DNR participates on the Interagency Review Team tasked with reviewing projects and making recommendations for ILF projects.
The dig-gable leg of the Governor’s tour takes place in Samish Bay at the Shellfish-tival, sponsored by Taylor Shellfish Farms. This community event educates the public about shellfish and water quality. Gov. Gregoire is meeting with local elected officials, tribal members, local farmers, and shellfish growers. Recently, due to pollution, the Department of Health had to close a number of shellfish beds in the Samish area. Gregoire wants to make sure progress is moving forward to restore this area, and ensure the shellfish beds remain open.
As manager of state-owned aquatic lands, DNR is committed to doing its part to ensure the environmental health of the tidelands and bedlands that support shellfish habitat. With funding just received from the Jobs Now Act, we are entering into a cooperative agreement with the Puget Sound Restoration Fund to restore and enhance habitat for the native Olympia oyster, pinto abalone, and kelp in many of our Aquatic Reserves. Along with creating jobs, this funding will help restore these three species of concern identified in the Washington State Shellfish Initiative.
And finally, during the swimmable leg of the tour, the Governor will visit a neighborhood cluster of eight rain gardens in Burien that were built to prevent polluted runoff from entering Puget Sound.

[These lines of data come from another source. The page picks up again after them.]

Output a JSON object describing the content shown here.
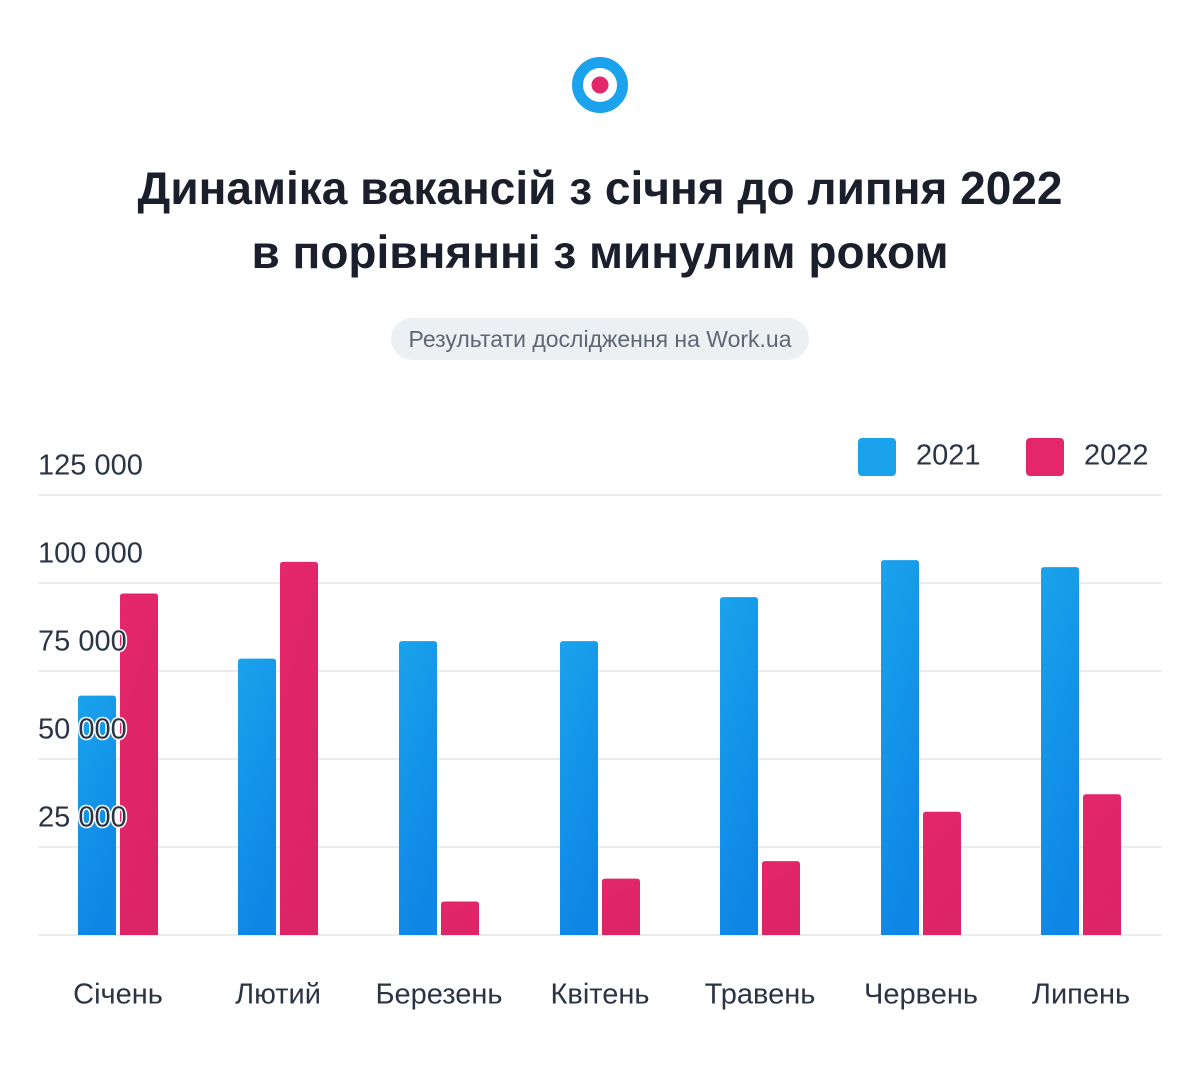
{
  "header": {
    "title_line1": "Динаміка вакансій з січня до липня 2022",
    "title_line2": "в порівнянні з минулим роком",
    "subtitle": "Результати дослідження на Work.ua"
  },
  "colors": {
    "series_2021": "#1aa3ec",
    "series_2022": "#e4266a",
    "logo_ring": "#1aa3ec",
    "logo_dot": "#e4266a",
    "grid": "#e3e6ea"
  },
  "chart_data": {
    "type": "bar",
    "categories": [
      "Січень",
      "Лютий",
      "Березень",
      "Квітень",
      "Травень",
      "Червень",
      "Липень"
    ],
    "series": [
      {
        "name": "2021",
        "values": [
          68000,
          78500,
          83500,
          83500,
          96000,
          106500,
          104500
        ]
      },
      {
        "name": "2022",
        "values": [
          97000,
          106000,
          9500,
          16000,
          21000,
          35000,
          40000
        ]
      }
    ],
    "y_ticks": [
      {
        "value": 25000,
        "label": "25 000"
      },
      {
        "value": 50000,
        "label": "50 000"
      },
      {
        "value": 75000,
        "label": "75 000"
      },
      {
        "value": 100000,
        "label": "100 000"
      },
      {
        "value": 125000,
        "label": "125 000"
      }
    ],
    "ylim": [
      0,
      125000
    ],
    "grid": true,
    "legend_position": "top-right"
  }
}
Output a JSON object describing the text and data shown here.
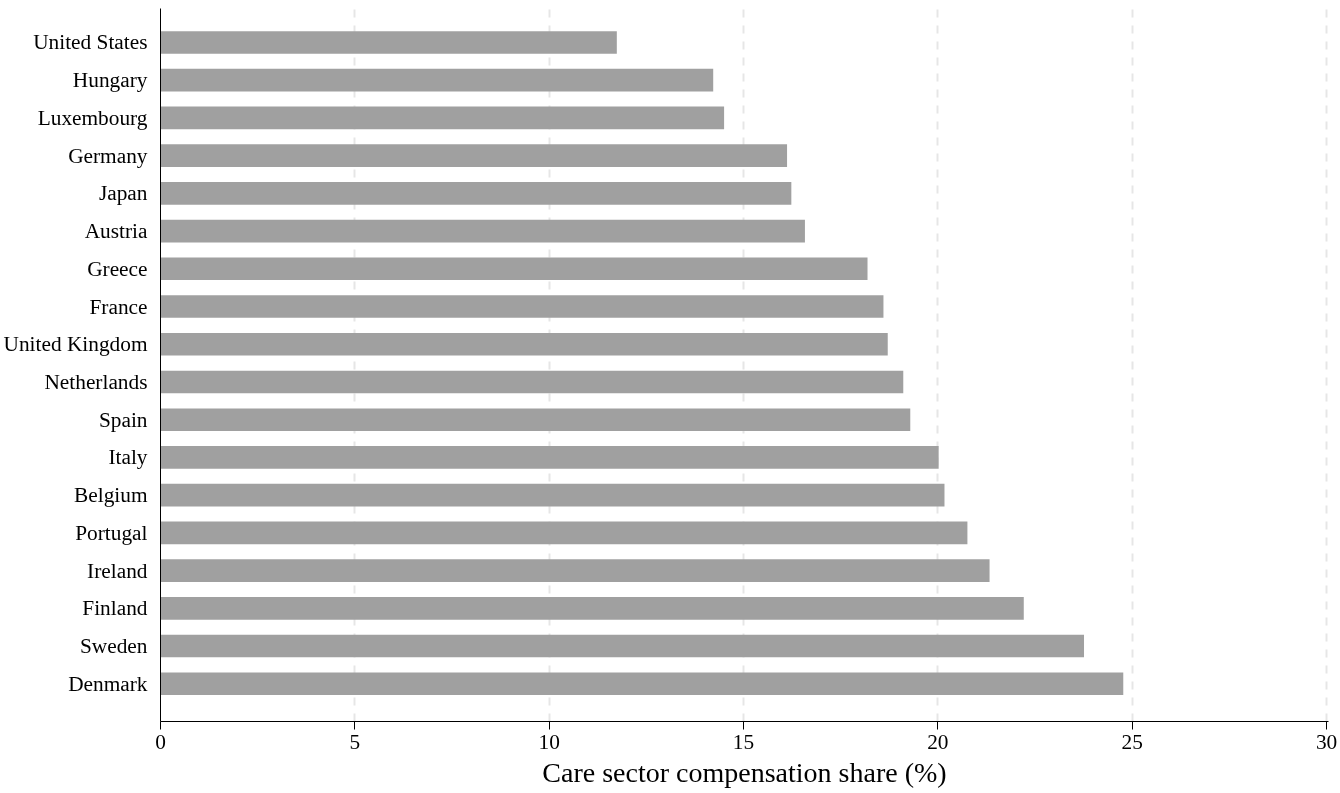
{
  "chart_data": {
    "type": "bar",
    "orientation": "horizontal",
    "xlabel": "Care sector compensation share (%)",
    "categories": [
      "United States",
      "Hungary",
      "Luxembourg",
      "Germany",
      "Japan",
      "Austria",
      "Greece",
      "France",
      "United Kingdom",
      "Netherlands",
      "Spain",
      "Italy",
      "Belgium",
      "Portugal",
      "Ireland",
      "Finland",
      "Sweden",
      "Denmark"
    ],
    "values": [
      11.74,
      14.22,
      14.5,
      16.12,
      16.23,
      16.58,
      18.19,
      18.6,
      18.71,
      19.11,
      19.29,
      20.02,
      20.17,
      20.76,
      21.33,
      22.21,
      23.76,
      24.77
    ],
    "color": "#a0a0a0",
    "xlim": [
      0,
      30.05
    ],
    "xticks": [
      0,
      5,
      10,
      15,
      20,
      25,
      30
    ],
    "grid": "x"
  }
}
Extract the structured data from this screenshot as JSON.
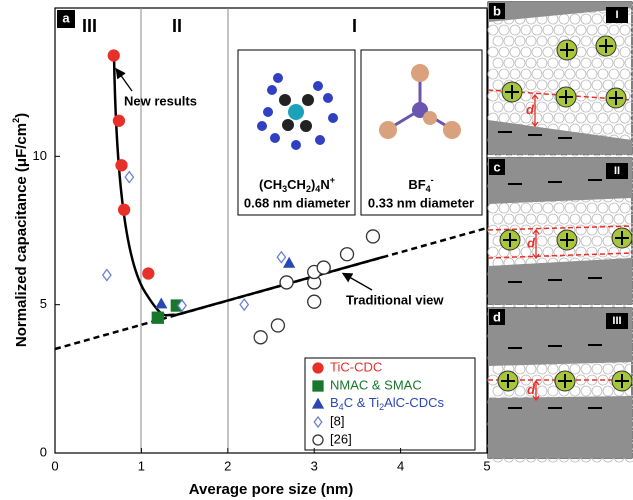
{
  "chart_data": {
    "type": "scatter",
    "panel_label": "a",
    "x_label": "Average pore size (nm)",
    "y_label": [
      "Normalized capacitance (μF/cm",
      {
        "sup": "2"
      },
      ")"
    ],
    "xlim": [
      0,
      5
    ],
    "ylim": [
      0,
      15
    ],
    "xticks": [
      0,
      1,
      2,
      3,
      4,
      5
    ],
    "yticks": [
      0,
      5,
      10
    ],
    "regions": [
      "III",
      "II",
      "I"
    ],
    "annotations": [
      "New results",
      "Traditional view"
    ],
    "series": [
      {
        "name": "TiC-CDC",
        "color": "#e8302a",
        "marker": "circle",
        "filled": true,
        "x": [
          0.68,
          0.74,
          0.77,
          0.8,
          1.08
        ],
        "values": [
          13.4,
          11.2,
          9.7,
          8.2,
          6.05
        ]
      },
      {
        "name": "NMAC & SMAC",
        "color": "#17772c",
        "marker": "square",
        "filled": true,
        "x": [
          1.19,
          1.41
        ],
        "values": [
          4.56,
          4.97
        ]
      },
      {
        "name": [
          "B",
          {
            "sub": "4"
          },
          "C & Ti",
          {
            "sub": "2"
          },
          "AlC-CDCs"
        ],
        "color": "#2a47b3",
        "marker": "triangle",
        "filled": true,
        "x": [
          1.23,
          2.71
        ],
        "values": [
          5.03,
          6.4
        ]
      },
      {
        "name": "[8]",
        "color": "#6a82d4",
        "marker": "diamond",
        "filled": false,
        "x": [
          0.86,
          0.6,
          1.47,
          2.19,
          2.62
        ],
        "values": [
          9.3,
          6.0,
          4.97,
          5.0,
          6.6
        ]
      },
      {
        "name": "[26]",
        "color": "#333333",
        "marker": "circle",
        "filled": false,
        "x": [
          2.38,
          2.58,
          3.0,
          3.0,
          3.0,
          3.11,
          3.38,
          3.68,
          2.68
        ],
        "values": [
          3.9,
          4.3,
          5.75,
          5.1,
          6.1,
          6.25,
          6.7,
          7.3,
          5.75
        ]
      }
    ]
  },
  "insets": [
    {
      "formula": [
        "(CH",
        {
          "sub": "3"
        },
        "CH",
        {
          "sub": "2"
        },
        ")",
        {
          "sub": "4"
        },
        "N",
        {
          "sup": "+"
        }
      ],
      "size": "0.68 nm diameter"
    },
    {
      "formula": [
        "BF",
        {
          "sub": "4"
        },
        {
          "sup": "-"
        }
      ],
      "size": "0.33 nm diameter"
    }
  ],
  "schematics": [
    {
      "label": "b",
      "regime": "I",
      "gap_label": "d"
    },
    {
      "label": "c",
      "regime": "II",
      "gap_label": "d"
    },
    {
      "label": "d",
      "regime": "III",
      "gap_label": "d"
    }
  ]
}
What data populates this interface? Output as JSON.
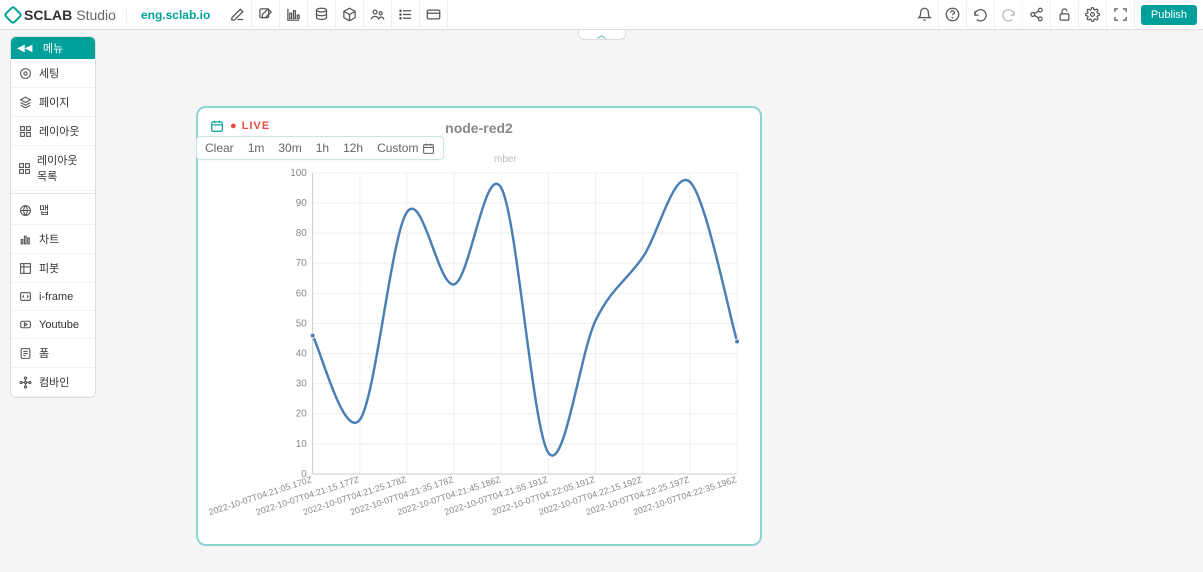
{
  "brand": {
    "name": "SCLAB",
    "suffix": "Studio"
  },
  "site": "eng.sclab.io",
  "publish_label": "Publish",
  "sidebar": {
    "header": "메뉴",
    "items": [
      {
        "label": "세팅"
      },
      {
        "label": "페이지"
      },
      {
        "label": "레이아웃"
      },
      {
        "label": "레이아웃 목록"
      },
      {
        "label": "맵"
      },
      {
        "label": "차트"
      },
      {
        "label": "피봇"
      },
      {
        "label": "i-frame"
      },
      {
        "label": "Youtube"
      },
      {
        "label": "폼"
      },
      {
        "label": "컴바인"
      }
    ]
  },
  "chart": {
    "type": "line",
    "title": "node-red2",
    "live_label": "LIVE",
    "legend": "mber",
    "range_buttons": [
      "Clear",
      "1m",
      "30m",
      "1h",
      "12h",
      "Custom"
    ],
    "ylim": [
      0,
      100
    ],
    "ytick_step": 10,
    "series_color": "#4a7fb5",
    "grid_color": "#eeeeee",
    "axis_color": "#cccccc",
    "background_color": "#ffffff",
    "line_width": 2.5,
    "marker_radius": 2.5,
    "x_labels": [
      "2022-10-07T04:21:05.170Z",
      "2022-10-07T04:21:15.177Z",
      "2022-10-07T04:21:25.178Z",
      "2022-10-07T04:21:35.178Z",
      "2022-10-07T04:21:45.186Z",
      "2022-10-07T04:21:55.191Z",
      "2022-10-07T04:22:05.191Z",
      "2022-10-07T04:22:15.192Z",
      "2022-10-07T04:22:25.197Z",
      "2022-10-07T04:22:35.196Z"
    ],
    "values": [
      46,
      18,
      87,
      63,
      95,
      7,
      51,
      72,
      97,
      44
    ]
  }
}
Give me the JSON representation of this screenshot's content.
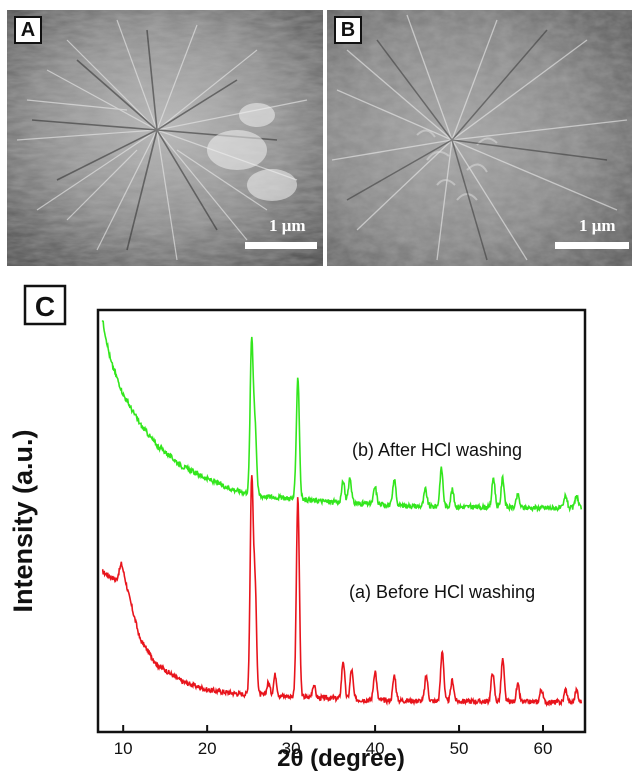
{
  "panels": {
    "a": {
      "tag": "A",
      "scale_label": "1 μm"
    },
    "b": {
      "tag": "B",
      "scale_label": "1 μm"
    },
    "c": {
      "tag": "C"
    }
  },
  "chart_data": {
    "type": "line",
    "xlabel": "2θ (degree)",
    "ylabel": "Intensity (a.u.)",
    "xlim": [
      7,
      65
    ],
    "xticks": [
      10,
      20,
      30,
      40,
      50,
      60
    ],
    "y_ticks_shown": false,
    "grid": false,
    "series": [
      {
        "name": "(a) Before HCl washing",
        "color": "#e8141c",
        "baseline": 0.1,
        "background": [
          [
            7.5,
            0.38
          ],
          [
            9.2,
            0.36
          ],
          [
            9.8,
            0.4
          ],
          [
            10.6,
            0.33
          ],
          [
            12,
            0.22
          ],
          [
            14,
            0.16
          ],
          [
            17,
            0.12
          ],
          [
            20,
            0.1
          ],
          [
            24,
            0.09
          ],
          [
            40,
            0.075
          ],
          [
            64.5,
            0.07
          ]
        ],
        "peaks": [
          [
            25.3,
            0.5
          ],
          [
            25.7,
            0.25
          ],
          [
            27.3,
            0.03
          ],
          [
            28.1,
            0.05
          ],
          [
            30.8,
            0.47
          ],
          [
            32.7,
            0.03
          ],
          [
            36.2,
            0.09
          ],
          [
            37.2,
            0.07
          ],
          [
            40.0,
            0.07
          ],
          [
            42.3,
            0.06
          ],
          [
            46.1,
            0.06
          ],
          [
            48.0,
            0.12
          ],
          [
            49.2,
            0.05
          ],
          [
            54.0,
            0.07
          ],
          [
            55.2,
            0.1
          ],
          [
            57.0,
            0.04
          ],
          [
            59.8,
            0.03
          ],
          [
            62.7,
            0.03
          ],
          [
            64.0,
            0.03
          ]
        ]
      },
      {
        "name": "(b) After HCl washing",
        "color": "#33e61d",
        "baseline": 0.5,
        "background": [
          [
            7.5,
            0.98
          ],
          [
            8.5,
            0.88
          ],
          [
            10,
            0.8
          ],
          [
            12,
            0.73
          ],
          [
            14,
            0.68
          ],
          [
            17,
            0.63
          ],
          [
            20,
            0.6
          ],
          [
            23,
            0.575
          ],
          [
            26,
            0.56
          ],
          [
            35,
            0.545
          ],
          [
            45,
            0.535
          ],
          [
            64.5,
            0.53
          ]
        ],
        "peaks": [
          [
            25.3,
            0.36
          ],
          [
            25.7,
            0.16
          ],
          [
            30.8,
            0.29
          ],
          [
            36.2,
            0.05
          ],
          [
            37.0,
            0.06
          ],
          [
            40.0,
            0.04
          ],
          [
            42.3,
            0.06
          ],
          [
            46.0,
            0.04
          ],
          [
            47.9,
            0.09
          ],
          [
            49.2,
            0.04
          ],
          [
            54.1,
            0.07
          ],
          [
            55.2,
            0.07
          ],
          [
            57.0,
            0.03
          ],
          [
            62.7,
            0.03
          ],
          [
            64.0,
            0.03
          ]
        ]
      }
    ]
  }
}
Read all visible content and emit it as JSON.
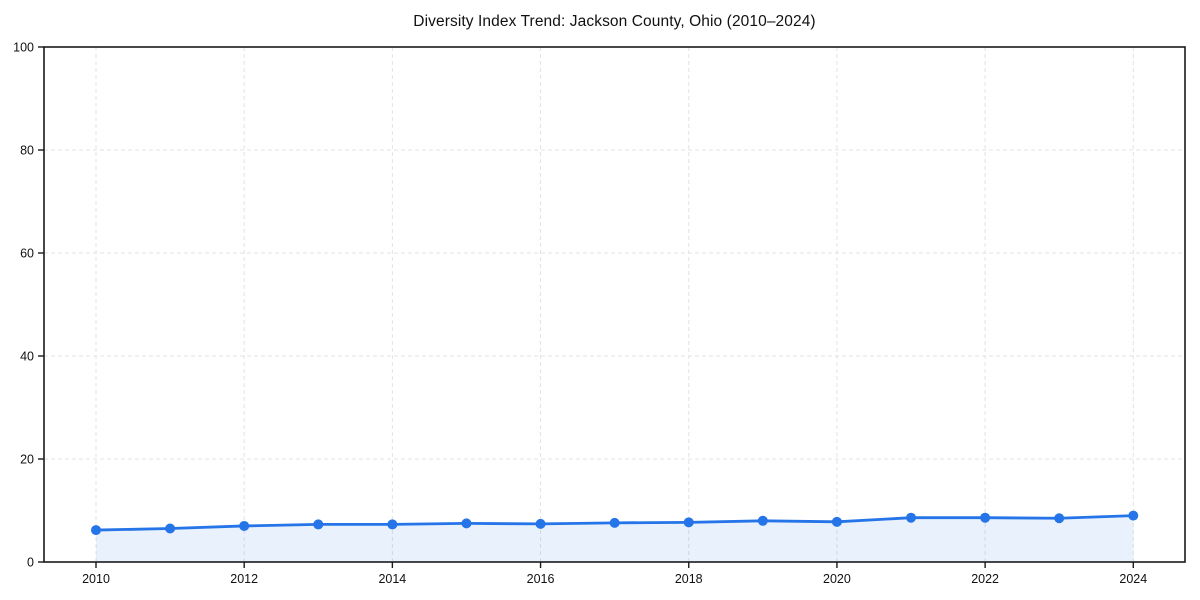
{
  "title": "Diversity Index Trend: Jackson County, Ohio (2010–2024)",
  "chart_data": {
    "type": "area",
    "title": "Diversity Index Trend: Jackson County, Ohio (2010–2024)",
    "x": [
      2010,
      2011,
      2012,
      2013,
      2014,
      2015,
      2016,
      2017,
      2018,
      2019,
      2020,
      2021,
      2022,
      2023,
      2024
    ],
    "series": [
      {
        "name": "Diversity Index",
        "values": [
          6.2,
          6.5,
          7.0,
          7.3,
          7.3,
          7.5,
          7.4,
          7.6,
          7.7,
          8.0,
          7.8,
          8.6,
          8.6,
          8.5,
          9.0
        ]
      }
    ],
    "xlabel": "",
    "ylabel": "",
    "xlim": [
      2009.3,
      2024.7
    ],
    "ylim": [
      0,
      100
    ],
    "xticks": [
      "2010",
      "2012",
      "2014",
      "2016",
      "2018",
      "2020",
      "2022",
      "2024"
    ],
    "yticks": [
      "0",
      "20",
      "40",
      "60",
      "80",
      "100"
    ],
    "grid": "dashed, vertical at labeled years and horizontal every 20",
    "legend": "none",
    "markers": "filled circles at every year",
    "colors": {
      "line": "#2574e8",
      "marker": "#2574e8",
      "fill": "rgba(37,116,232,0.10)",
      "grid": "#e3e3e3",
      "spine": "#1a1a1a",
      "tick_text": "#111111",
      "background": "#ffffff"
    }
  }
}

In addition, she will visit nearby Seahurst Park to see where more than a 1,000 feet of bulkhead was removed to improve habitat. Both of these measures also provide a public benefit by improving water quality and public access to beaches.
DNR is currently investigating ways to improve resource protection and restoration efforts by more thoroughly understanding the impacts that outfalls have on aquatic vegetation. Our goal is to improve the overall health of habitats along the nearshore and also to provide clean, safe public access to beaches.